Thanks!  This is so spot on!  Especially about how she will argue until she has convinced me that my feelings are invalid.  I just had to play "Mommy" again with my mom.  Always having to soothe her hurt feelings.  My conversation with her over the last 10 months has been: "There were things you did when I was a child that were hurtful, now as an adult there are totally different things you've done to hurt me.  I have not brought it up because I am too afraid of hurting you, but I realize that was wrong and take full responsibility for dishonesty and the hurt that has caused."  What I get in return is:  "How could you lie to me all these years!  I guess I was a horrible parent!  You didn't talk about anything I did right?  I don't think I was THAT controlling of how you did things.
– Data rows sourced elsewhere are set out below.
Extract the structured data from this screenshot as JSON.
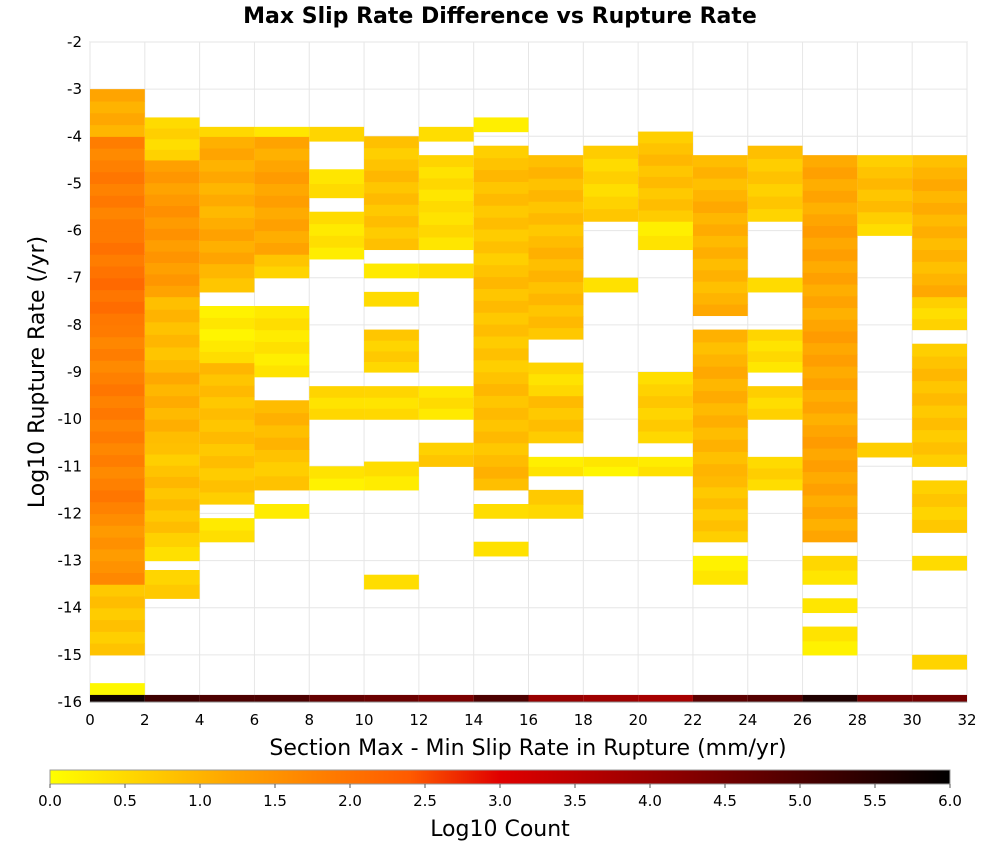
{
  "chart_data": {
    "type": "heatmap",
    "title": "Max Slip Rate Difference vs Rupture Rate",
    "xlabel": "Section Max - Min Slip Rate in Rupture (mm/yr)",
    "ylabel": "Log10 Rupture Rate (/yr)",
    "xlim": [
      0,
      32
    ],
    "ylim": [
      -16,
      -2
    ],
    "x_bin_width": 2,
    "y_bin_width": 0.25,
    "x_ticks": [
      "0",
      "2",
      "4",
      "6",
      "8",
      "10",
      "12",
      "14",
      "16",
      "18",
      "20",
      "22",
      "24",
      "26",
      "28",
      "30",
      "32"
    ],
    "y_ticks": [
      "-2",
      "-3",
      "-4",
      "-5",
      "-6",
      "-7",
      "-8",
      "-9",
      "-10",
      "-11",
      "-12",
      "-13",
      "-14",
      "-15",
      "-16"
    ],
    "grid": true,
    "colorbar": {
      "label": "Log10 Count",
      "range": [
        0.0,
        6.0
      ],
      "ticks": [
        "0.0",
        "0.5",
        "1.0",
        "1.5",
        "2.0",
        "2.5",
        "3.0",
        "3.5",
        "4.0",
        "4.5",
        "5.0",
        "5.5",
        "6.0"
      ],
      "colors": [
        "#ffff00",
        "#ffa500",
        "#ff5a00",
        "#e00000",
        "#8a0000",
        "#000000"
      ]
    },
    "columns": [
      {
        "x0": 0,
        "cells": [
          [
            -15.9,
            -15.6,
            0.25
          ],
          [
            -15.0,
            -13.5,
            0.8
          ],
          [
            -13.5,
            -12.0,
            1.5
          ],
          [
            -12.0,
            -10.0,
            1.8
          ],
          [
            -10.0,
            -8.0,
            1.8
          ],
          [
            -8.0,
            -6.0,
            2.0
          ],
          [
            -6.0,
            -4.0,
            1.8
          ],
          [
            -4.0,
            -3.0,
            1.1
          ]
        ]
      },
      {
        "x0": 2,
        "cells": [
          [
            -13.8,
            -13.2,
            0.6
          ],
          [
            -13.0,
            -12.4,
            0.5
          ],
          [
            -12.4,
            -10.5,
            0.8
          ],
          [
            -10.5,
            -9.0,
            1.0
          ],
          [
            -9.0,
            -7.4,
            0.9
          ],
          [
            -7.4,
            -4.5,
            1.4
          ],
          [
            -4.5,
            -3.6,
            0.6
          ]
        ]
      },
      {
        "x0": 4,
        "cells": [
          [
            -12.6,
            -12.1,
            0.4
          ],
          [
            -11.8,
            -10.0,
            0.8
          ],
          [
            -10.0,
            -8.8,
            0.9
          ],
          [
            -8.8,
            -7.6,
            0.3
          ],
          [
            -7.3,
            -6.7,
            0.8
          ],
          [
            -6.7,
            -4.0,
            1.1
          ],
          [
            -4.0,
            -3.8,
            0.6
          ]
        ]
      },
      {
        "x0": 6,
        "cells": [
          [
            -12.1,
            -11.8,
            0.3
          ],
          [
            -11.5,
            -10.9,
            0.7
          ],
          [
            -10.9,
            -9.6,
            0.9
          ],
          [
            -9.1,
            -7.6,
            0.3
          ],
          [
            -7.0,
            -6.5,
            0.7
          ],
          [
            -6.5,
            -4.0,
            1.2
          ],
          [
            -4.0,
            -3.8,
            0.5
          ]
        ]
      },
      {
        "x0": 8,
        "cells": [
          [
            -11.5,
            -11.0,
            0.3
          ],
          [
            -10.0,
            -9.3,
            0.5
          ],
          [
            -6.6,
            -5.6,
            0.4
          ],
          [
            -5.3,
            -4.7,
            0.5
          ],
          [
            -4.1,
            -3.8,
            0.4
          ]
        ]
      },
      {
        "x0": 10,
        "cells": [
          [
            -13.6,
            -13.3,
            0.3
          ],
          [
            -11.5,
            -10.9,
            0.3
          ],
          [
            -10.0,
            -9.3,
            0.4
          ],
          [
            -9.0,
            -8.1,
            0.6
          ],
          [
            -7.6,
            -7.3,
            0.4
          ],
          [
            -7.0,
            -6.7,
            0.4
          ],
          [
            -6.4,
            -4.0,
            0.8
          ]
        ]
      },
      {
        "x0": 12,
        "cells": [
          [
            -11.0,
            -10.5,
            0.7
          ],
          [
            -10.0,
            -9.3,
            0.4
          ],
          [
            -7.0,
            -6.7,
            0.4
          ],
          [
            -6.4,
            -5.6,
            0.5
          ],
          [
            -5.6,
            -4.4,
            0.5
          ],
          [
            -4.1,
            -3.8,
            0.3
          ]
        ]
      },
      {
        "x0": 14,
        "cells": [
          [
            -12.9,
            -12.6,
            0.4
          ],
          [
            -12.1,
            -11.8,
            0.3
          ],
          [
            -11.5,
            -10.0,
            0.9
          ],
          [
            -10.0,
            -4.2,
            0.8
          ],
          [
            -3.9,
            -3.6,
            0.3
          ]
        ]
      },
      {
        "x0": 16,
        "cells": [
          [
            -12.1,
            -11.5,
            0.6
          ],
          [
            -11.2,
            -10.8,
            0.3
          ],
          [
            -10.5,
            -9.5,
            0.8
          ],
          [
            -9.5,
            -8.8,
            0.5
          ],
          [
            -8.3,
            -4.4,
            0.9
          ]
        ]
      },
      {
        "x0": 18,
        "cells": [
          [
            -11.2,
            -10.8,
            0.3
          ],
          [
            -7.3,
            -7.0,
            0.4
          ],
          [
            -5.8,
            -4.2,
            0.6
          ]
        ]
      },
      {
        "x0": 20,
        "cells": [
          [
            -11.2,
            -10.8,
            0.3
          ],
          [
            -10.5,
            -9.0,
            0.6
          ],
          [
            -6.4,
            -5.8,
            0.3
          ],
          [
            -5.8,
            -3.9,
            0.8
          ]
        ]
      },
      {
        "x0": 22,
        "cells": [
          [
            -13.5,
            -12.9,
            0.3
          ],
          [
            -12.6,
            -11.2,
            0.8
          ],
          [
            -11.2,
            -8.1,
            1.0
          ],
          [
            -7.8,
            -4.4,
            1.0
          ]
        ]
      },
      {
        "x0": 24,
        "cells": [
          [
            -11.5,
            -10.8,
            0.5
          ],
          [
            -10.0,
            -9.3,
            0.5
          ],
          [
            -9.0,
            -8.1,
            0.4
          ],
          [
            -7.3,
            -7.0,
            0.4
          ],
          [
            -5.8,
            -4.2,
            0.7
          ]
        ]
      },
      {
        "x0": 26,
        "cells": [
          [
            -15.0,
            -14.4,
            0.3
          ],
          [
            -14.1,
            -13.8,
            0.3
          ],
          [
            -13.5,
            -12.9,
            0.5
          ],
          [
            -12.6,
            -4.4,
            1.2
          ]
        ]
      },
      {
        "x0": 28,
        "cells": [
          [
            -10.8,
            -10.5,
            0.5
          ],
          [
            -6.1,
            -5.6,
            0.5
          ],
          [
            -5.6,
            -4.4,
            0.8
          ]
        ]
      },
      {
        "x0": 30,
        "cells": [
          [
            -15.3,
            -15.0,
            0.5
          ],
          [
            -13.2,
            -12.9,
            0.6
          ],
          [
            -12.4,
            -11.3,
            0.7
          ],
          [
            -11.0,
            -8.4,
            0.8
          ],
          [
            -8.1,
            -7.4,
            0.6
          ],
          [
            -7.4,
            -4.4,
            1.0
          ]
        ]
      }
    ],
    "bottom_row": {
      "y0": -16.0,
      "y1": -15.85,
      "values": [
        5.8,
        5.2,
        5.0,
        5.0,
        4.7,
        4.6,
        4.4,
        5.0,
        4.0,
        3.9,
        3.8,
        4.8,
        4.9,
        5.6,
        4.5,
        4.5
      ]
    }
  }
}
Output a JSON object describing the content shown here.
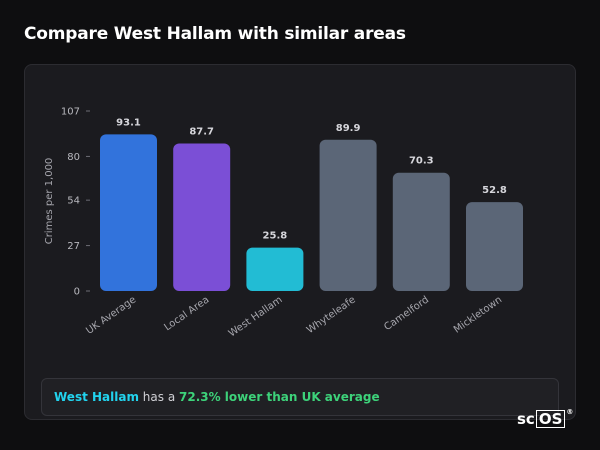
{
  "header": {
    "title": "Compare West Hallam with similar areas"
  },
  "chart_data": {
    "type": "bar",
    "ylabel": "Crimes per 1,000",
    "xlabel": "",
    "ylim": [
      0,
      107
    ],
    "yticks": [
      0,
      27,
      54,
      80,
      107
    ],
    "categories": [
      "UK Average",
      "Local Area",
      "West Hallam",
      "Whyteleafe",
      "Camelford",
      "Mickletown"
    ],
    "values": [
      93.1,
      87.7,
      25.8,
      89.9,
      70.3,
      52.8
    ],
    "value_labels": [
      "93.1",
      "87.7",
      "25.8",
      "89.9",
      "70.3",
      "52.8"
    ],
    "bar_colors": [
      "#3273dc",
      "#7b4fd6",
      "#22bcd4",
      "#5b6677",
      "#5b6677",
      "#5b6677"
    ],
    "grid": false,
    "legend": "none"
  },
  "summary": {
    "area": "West Hallam",
    "middle": " has a ",
    "stat": "72.3% lower than UK average"
  },
  "logo": {
    "prefix": "sc",
    "boxed": "OS",
    "mark": "®"
  },
  "colors": {
    "background": "#0e0e10",
    "card": "#1b1b1f",
    "highlight": "#22d3ee",
    "positive": "#3dd27a"
  }
}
I am so hurt and distrustful of you now!  If I was so bad, then how come none of my group of friends ever mentioned it to me?  I have 20+ friends who agree with how horrible you've treated us!  You are blackmailing us!"  Pages and pages of response... .the most recent letter was 12 pages (11pt. font single spaced), it was rebuttle of my last 3 letters, so maybe 2-3 pages were my writing that she had written in between the lines of in a different color.  Have Mercy!

She completely ignores my hurts, just turns the whole thing around to how me vocalizing my feelings has hurt her.  I am in an email cycle that will go on forever... .until she feels like I have grovelled enough over hurting her feelings.  So this week I told her I will not respond to anything else on the topic.  (I realize I will never get the full apology or comprehension from her I desire deep down, so I need to move on).  I also set boundaries that we won't discuss this anymore, and we will meet on neutral ground - not each other's homes - until there is some level of comfort reestablished - which may not happen.  I suspect she will freak out over this, but someone has to be the grown up here, so I guess it will be me.